As easy it was to tell black from white
It was all that easy to tell wrong from right
And our choices they were few and the thought never hit
That the one road we traveled would ever shatter and split.”
To Wedding Song:
“It’s never been my duty to remake the world at large
Nor is it my intention to sound a battle charge
’Cause I love you more than all of that with a love that doesn’t bend
And if there is eternity I’d love you there again.”
And eventually to Mr. Tambourine Man:
“Take me on a trip upon your magic swirlin’ ship
My senses have been stripped, my hands can’t feel to grip
My toes too numb to step
Wait only for my boot heels to be wanderin’
I’m ready to go anywhere, I’m ready for to fade
Into my own parade, cast your dancing spell my way
I promise to go under it.”
I read, I listened, read more, and began to move away from dreams of seeing truth and kindness and tolerance and all those other youthful ideals rule supreme. I came to a conclusion not unlike one I had read about in T. S. Eliot’s Choruses from the Rock:
“Endless invention, endless experiment,
Brings knowledge of motion, but not of stillness;
Knowledge of speech, but not of silence;
Knowledge of words, and ignorance of the Word.
All our knowledge brings us nearer to death,
But nearness to death no nearer to God.
Where is the Life we have lost in living?
Where is the wisdom we have lost in knowledge?
Where is the knowledge we have lost in information?”
I was the rock. I was becoming a motionless object lost in a non-descript landscape. I also remember much of my Jewish upbringing as the son of an orthodox Rabbi. My favorite lessons revolved around the Book of Job. I remember talking with my father about what G-d said to Job from the whirlwind – essentially asking Job where he was when the world was created and whether he had seen the gates of death or the breadth of the earth. The lesson I recall is that it is precisely because our knowledge is incomplete and limited that the possibility of a deity exists. A powerful lesson. But also a challenging one. Because a person cannot know what G-d knows, a person cannot attribute beliefs, causes, reasoning, and so on to G-d. One can only make the best of one’s situation without pretending to know what one cannot know.
That basic lesson of humility has threaded its way through my philosophical studies in skepticism and led to this self-imposed question adapted from O. K. Bouwsma: Would it not be a remarkable coincidence if the limits of my imagination happened to coincide with the limits of reality? Otherwise worded, it comes to this mantra: I know less than I am generally inclined to believe. While that may sound depressing, it is a very liberating thought. One need not be bound by entrenched beliefs, tradition, bias, and so on. One can nearly always find alternatives to explore. One can learn. One can help others learn. The problem with education now, versus what I recall from a wayward path to this day, is that too many people are not interested in a rebirth of wonder.

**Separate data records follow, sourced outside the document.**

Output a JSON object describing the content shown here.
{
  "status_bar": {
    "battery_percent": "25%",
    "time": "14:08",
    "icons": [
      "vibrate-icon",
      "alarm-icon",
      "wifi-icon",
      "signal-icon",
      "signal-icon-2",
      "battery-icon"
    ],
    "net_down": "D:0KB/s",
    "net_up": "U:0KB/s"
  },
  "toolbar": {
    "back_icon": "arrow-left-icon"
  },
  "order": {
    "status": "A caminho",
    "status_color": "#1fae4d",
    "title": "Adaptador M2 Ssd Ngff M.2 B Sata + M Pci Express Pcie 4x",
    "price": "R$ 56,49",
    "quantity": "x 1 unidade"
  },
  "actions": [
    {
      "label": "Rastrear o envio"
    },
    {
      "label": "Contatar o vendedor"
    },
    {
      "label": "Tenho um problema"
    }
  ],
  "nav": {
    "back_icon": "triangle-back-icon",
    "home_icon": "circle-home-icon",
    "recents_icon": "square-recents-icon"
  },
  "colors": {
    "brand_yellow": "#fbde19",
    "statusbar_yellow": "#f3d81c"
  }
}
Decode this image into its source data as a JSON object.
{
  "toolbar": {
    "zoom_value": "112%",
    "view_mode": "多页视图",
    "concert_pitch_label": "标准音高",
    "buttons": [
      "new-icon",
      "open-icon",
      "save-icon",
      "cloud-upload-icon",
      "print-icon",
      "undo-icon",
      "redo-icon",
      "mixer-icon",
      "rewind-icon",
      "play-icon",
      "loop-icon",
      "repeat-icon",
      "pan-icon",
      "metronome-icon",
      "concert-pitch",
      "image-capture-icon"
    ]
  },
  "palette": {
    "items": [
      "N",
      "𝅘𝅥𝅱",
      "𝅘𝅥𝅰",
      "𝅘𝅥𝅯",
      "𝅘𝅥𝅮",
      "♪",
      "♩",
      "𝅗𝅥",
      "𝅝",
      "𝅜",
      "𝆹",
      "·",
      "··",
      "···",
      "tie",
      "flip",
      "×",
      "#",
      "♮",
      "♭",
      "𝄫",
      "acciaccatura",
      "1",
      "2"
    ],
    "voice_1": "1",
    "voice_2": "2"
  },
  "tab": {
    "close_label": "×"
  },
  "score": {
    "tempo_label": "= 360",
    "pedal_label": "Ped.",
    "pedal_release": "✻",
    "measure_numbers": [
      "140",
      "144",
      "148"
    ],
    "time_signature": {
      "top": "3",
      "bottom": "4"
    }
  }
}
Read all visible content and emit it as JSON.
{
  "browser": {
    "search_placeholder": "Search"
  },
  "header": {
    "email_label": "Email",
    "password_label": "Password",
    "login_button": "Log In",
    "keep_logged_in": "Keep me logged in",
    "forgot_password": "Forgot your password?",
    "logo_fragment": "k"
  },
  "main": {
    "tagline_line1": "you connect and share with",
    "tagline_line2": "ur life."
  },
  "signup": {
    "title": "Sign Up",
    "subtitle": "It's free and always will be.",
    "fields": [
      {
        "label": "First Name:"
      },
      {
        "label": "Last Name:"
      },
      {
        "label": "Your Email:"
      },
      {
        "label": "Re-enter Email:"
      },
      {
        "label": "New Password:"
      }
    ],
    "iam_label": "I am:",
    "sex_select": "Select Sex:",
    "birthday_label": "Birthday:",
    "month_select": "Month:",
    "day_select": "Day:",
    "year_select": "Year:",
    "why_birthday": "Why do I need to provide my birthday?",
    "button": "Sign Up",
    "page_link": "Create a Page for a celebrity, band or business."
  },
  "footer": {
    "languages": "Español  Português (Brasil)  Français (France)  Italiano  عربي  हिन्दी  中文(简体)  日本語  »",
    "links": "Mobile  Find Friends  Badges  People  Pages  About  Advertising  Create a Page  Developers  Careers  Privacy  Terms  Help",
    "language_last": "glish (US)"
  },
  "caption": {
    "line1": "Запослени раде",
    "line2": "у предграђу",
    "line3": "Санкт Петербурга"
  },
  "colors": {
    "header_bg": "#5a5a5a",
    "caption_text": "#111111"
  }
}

Too many believe they know the right answer to nearly every issue of any complexity. Too many are not willing to consider alternatives or learn. Learning involves a stable and persistent change in what one knows or is able to do. To learn, one must admit first to not knowing or not understanding. Then one must commit to an inquiry process and be open to alternatives. Learning involves effort and an admission of ignorance. Too many have grown old too soon, given up on learning, and lost a sense of wonder in a sea of emotionally-held opinions. That one idealistic road I was traveling as a youth has been shattered and split.